The Cloud computing paradigm provides a new model for service delivery where computing resources can be provided on-demand across the network. This elasticity permits the sharing of resources among users, thus reducing costs and maximizing utilization while posing a challenge towards an efficient cloud-aware network.

The computing resources can be provided on-demand depending on the user requests. Such resources can be allocated on distinct servers into a data center, or through data centers distributed in the network. Under this new model, the users access their assigned resources, as well as the applications and services using them, through telecom operator networks. 



Differences: Data Center Vs. Telecom Networking
Networking


Tradition telecom networks


Traditional telecom networks have been built on the concept of totally managed services, with an end-to-end approach, where the telco operator is in charge, not only, of providing the necessary connectivity to the end-user and the final service itself, but also of providing total control of the service provision, including tasks such as subscription management, billing, network operation and troubleshooting, quality of service guarantee, customer care, etc.
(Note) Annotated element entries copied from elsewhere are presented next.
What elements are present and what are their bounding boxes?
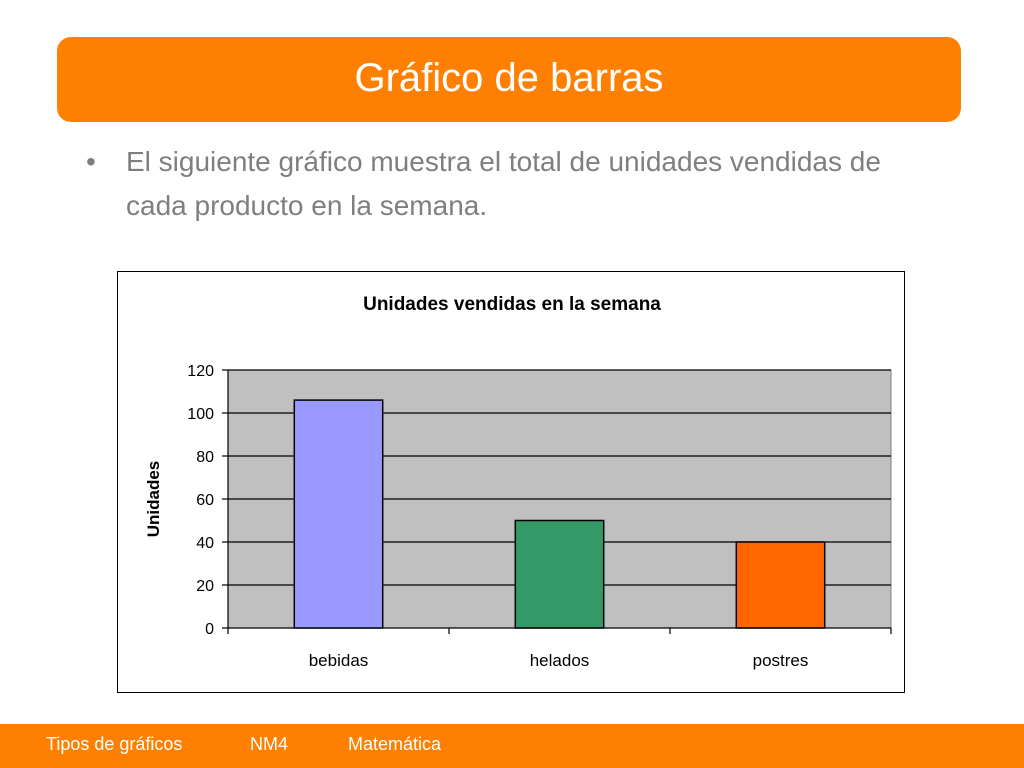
chart-frame: Unidades vendidas en la semana Unidades … xyxy=(117,271,905,693)
y-tick-label: 60 xyxy=(196,492,214,509)
slide-title: Gráfico de barras xyxy=(354,56,664,100)
y-tick-label: 20 xyxy=(196,578,214,595)
bar-chart: Unidades vendidas en la semana Unidades … xyxy=(144,294,892,670)
y-axis-label: Unidades xyxy=(144,461,163,538)
footer-subject: Matemática xyxy=(348,734,442,754)
chart-title: Unidades vendidas en la semana xyxy=(363,294,661,315)
y-tick-label: 0 xyxy=(205,621,214,638)
bar-postres xyxy=(735,541,826,629)
y-tick-label: 120 xyxy=(187,363,214,380)
y-tick-label: 40 xyxy=(196,535,214,552)
bullet-icon: • xyxy=(86,146,96,177)
title-banner: Gráfico de barras xyxy=(57,37,961,122)
x-tick-label: helados xyxy=(530,651,590,670)
x-tick-label: postres xyxy=(753,651,809,670)
bar-bebidas xyxy=(293,399,384,629)
footer-level: NM4 xyxy=(250,734,289,754)
x-tick-label: bebidas xyxy=(309,651,369,670)
bar-helados xyxy=(514,519,605,629)
footer-topic: Tipos de gráficos xyxy=(46,734,183,754)
y-tick-label: 80 xyxy=(196,449,214,466)
bullet-text: El siguiente gráfico muestra el total de… xyxy=(126,146,881,221)
y-tick-label: 100 xyxy=(187,406,214,423)
footer-bar: Tipos de gráficos NM4 Matemática xyxy=(0,724,1024,768)
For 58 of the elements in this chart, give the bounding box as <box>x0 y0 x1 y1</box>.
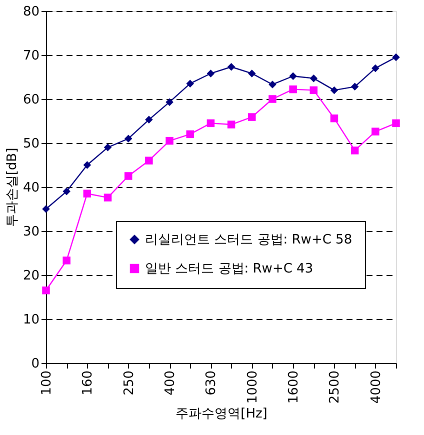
point <box>186 130 194 138</box>
point <box>392 53 400 62</box>
point <box>330 114 338 122</box>
point <box>206 70 215 78</box>
point <box>392 119 400 128</box>
point <box>83 161 92 169</box>
x-tick-label: 4000 <box>368 370 384 404</box>
x-tick-label: 1600 <box>286 370 302 404</box>
y-tick-label: 80 <box>22 4 40 20</box>
point <box>124 134 132 142</box>
point <box>350 146 359 154</box>
point <box>42 286 50 294</box>
y-axis-title: 투과손실[dB] <box>4 148 20 228</box>
y-tick-label: 50 <box>22 136 40 152</box>
y-tick-label: 30 <box>22 224 40 240</box>
point <box>310 74 318 82</box>
point <box>42 205 50 213</box>
point <box>62 188 70 196</box>
y-tick-label: 60 <box>22 92 40 108</box>
y-tick-label: 40 <box>22 180 40 196</box>
point <box>330 86 338 94</box>
point <box>124 172 132 180</box>
point <box>186 80 194 88</box>
point <box>145 156 153 164</box>
point <box>248 70 256 78</box>
y-tick-label: 70 <box>22 48 40 64</box>
point <box>350 82 359 91</box>
point <box>310 86 318 94</box>
point <box>145 116 153 124</box>
point <box>227 120 236 128</box>
point <box>372 128 380 136</box>
point <box>166 136 174 145</box>
x-tick-label: 400 <box>163 370 178 396</box>
point <box>289 72 297 80</box>
y-tick-label: 0 <box>31 356 40 372</box>
x-tick-label: 630 <box>204 370 220 396</box>
legend-label: 리실리언트 스터드 공법: Rw+C 58 <box>145 232 352 248</box>
point <box>62 256 70 264</box>
x-tick-label: 250 <box>122 370 137 396</box>
point <box>372 64 380 72</box>
x-tick-label: 1000 <box>245 370 260 404</box>
legend-label: 일반 스터드 공법: Rw+C 43 <box>145 262 314 276</box>
point <box>166 98 174 106</box>
point <box>268 80 276 88</box>
point <box>289 85 297 94</box>
x-tick-label: 2500 <box>328 370 343 404</box>
point <box>227 63 236 71</box>
point <box>104 194 112 202</box>
y-tick-label: 10 <box>22 312 40 328</box>
point <box>268 95 276 103</box>
x-axis-title: 주파수영역[Hz] <box>176 406 268 422</box>
point <box>206 119 215 128</box>
point <box>104 144 112 152</box>
point <box>83 190 92 198</box>
y-tick-label: 20 <box>22 268 40 284</box>
point <box>248 113 256 121</box>
x-tick-label: 100 <box>40 370 54 396</box>
x-tick-label: 160 <box>80 370 96 396</box>
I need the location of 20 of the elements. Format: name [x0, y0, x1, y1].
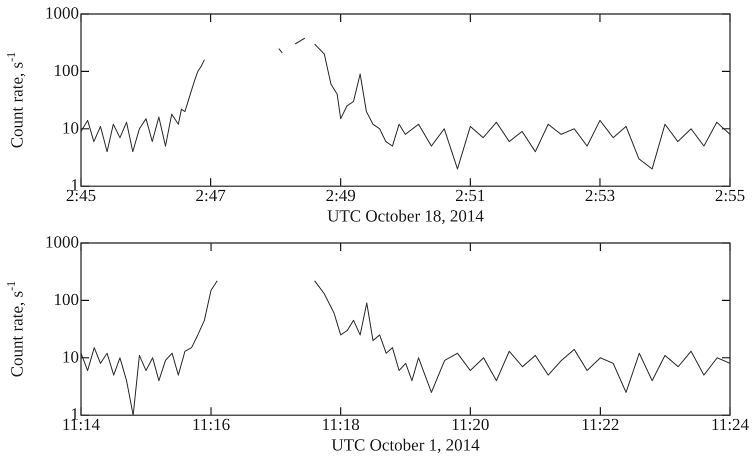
- y-tick-label: 100: [54, 290, 79, 309]
- x-tick-label: 2:53: [584, 186, 616, 205]
- x-tick-label: 11:18: [322, 414, 360, 434]
- x-axis-title: UTC October 1, 2014: [331, 435, 480, 454]
- y-tick-label: 1000: [45, 3, 79, 22]
- x-tick-label: 2:47: [196, 186, 226, 205]
- x-tick-label: 11:16: [192, 414, 230, 434]
- y-tick-label: 10: [62, 118, 79, 138]
- y-axis-title: Count rate, s-1: [4, 280, 26, 378]
- x-tick-label: 11:24: [710, 414, 750, 434]
- y-tick-label: 1000: [45, 232, 79, 252]
- x-tick-label: 11:20: [451, 414, 490, 434]
- y-tick-label: 10: [62, 347, 79, 366]
- x-tick-label: 11:22: [581, 414, 620, 434]
- y-axis-title: Count rate, s-1: [4, 52, 26, 148]
- x-tick-label: 2:51: [455, 186, 486, 205]
- x-axis-title: UTC October 18, 2014: [327, 206, 484, 226]
- x-tick-label: 2:49: [326, 186, 356, 205]
- x-tick-label: 2:55: [714, 186, 746, 205]
- y-tick-label: 100: [54, 60, 79, 80]
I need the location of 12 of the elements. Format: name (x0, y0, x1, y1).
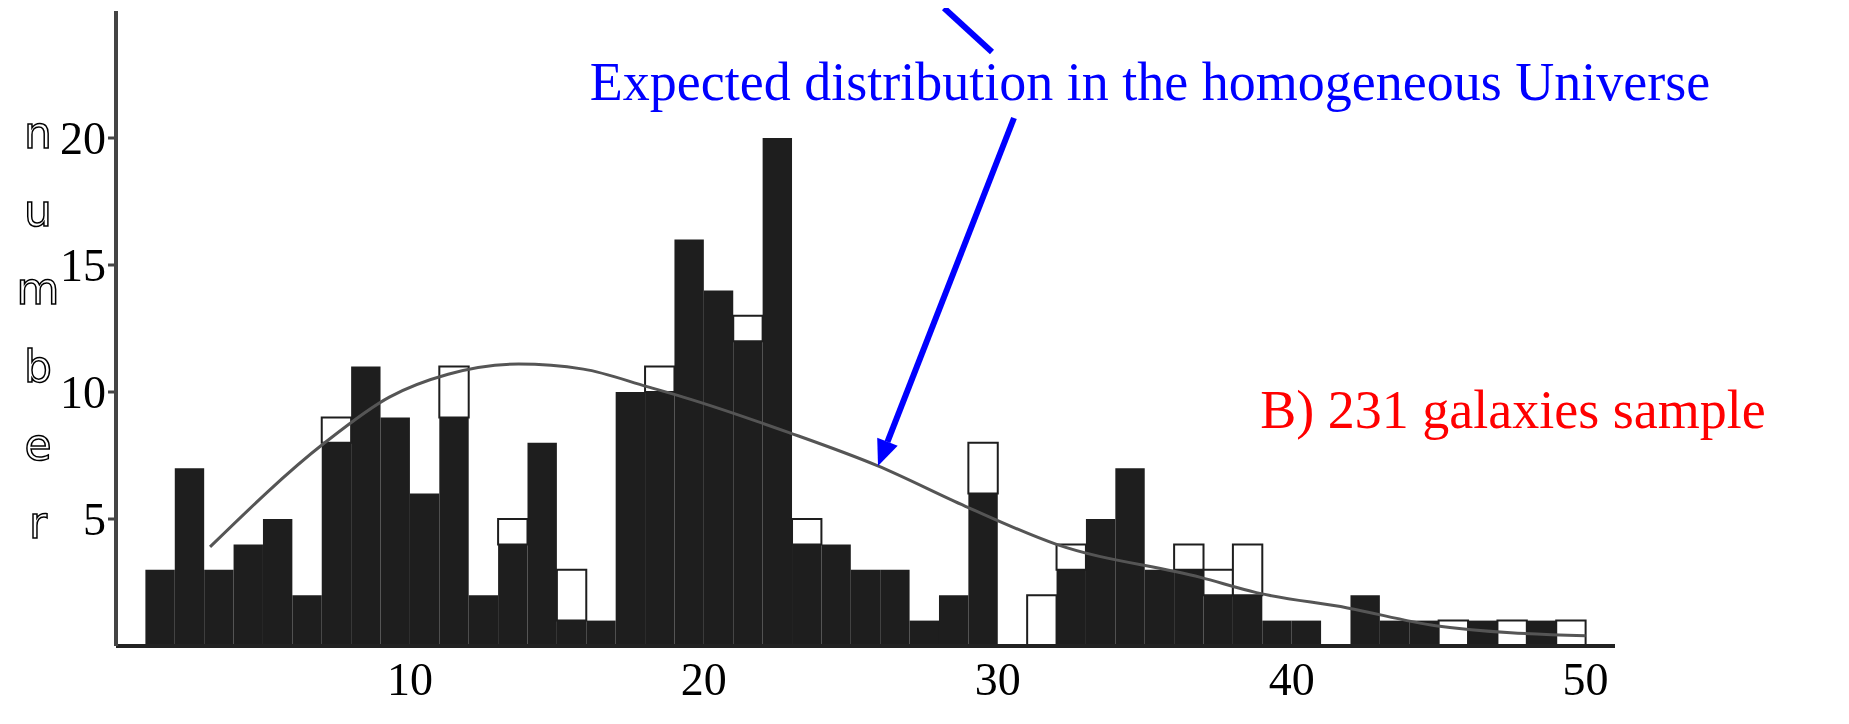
x-tick-label: 50 (1562, 653, 1609, 705)
x-tick-label: 10 (386, 653, 433, 705)
y-tick-label: 10 (60, 367, 106, 419)
x-tick-label: 30 (974, 653, 1021, 705)
y-tick-label: 15 (60, 240, 106, 292)
x-tick-label: 40 (1268, 653, 1315, 705)
annotation: B) 231 galaxies sample (1260, 380, 1766, 440)
ylabel: number (16, 107, 60, 548)
annotation: Expected distribution in the homogeneous Universe (589, 52, 1711, 112)
y-tick-label: 20 (60, 113, 106, 165)
y-tick-label: 5 (83, 494, 106, 546)
x-tick-label: 20 (680, 653, 727, 705)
Such an approach mandates a tight control of the service path and a comprehensive understanding of the service and its implications. The telco operator offers those services to its customers, which merely consume them (even, in some cases, composing some of them) in a controlled manner, within the limits provided by the telco operator. 

New Trends


These services can be seen as building blocks, which at the same time are supported by network building blocks, both at transport and control level, monolithically. The telco services are typically provided by centralized nodes located deep in the network.

These service nodes are under the sole control of the network operator. Such a controlled environment tends to remain stable where the innovation in technology and services is gradual and modulated by the network operator.

However, during the last decades, the technology fundamentals of computer networking have been influencing the telecom networks, mainly due to the hegemony of the Internet Protocol (IP), which has been emerged as the technology substrate for every kind of service, also for the traditional services offered by telco operators.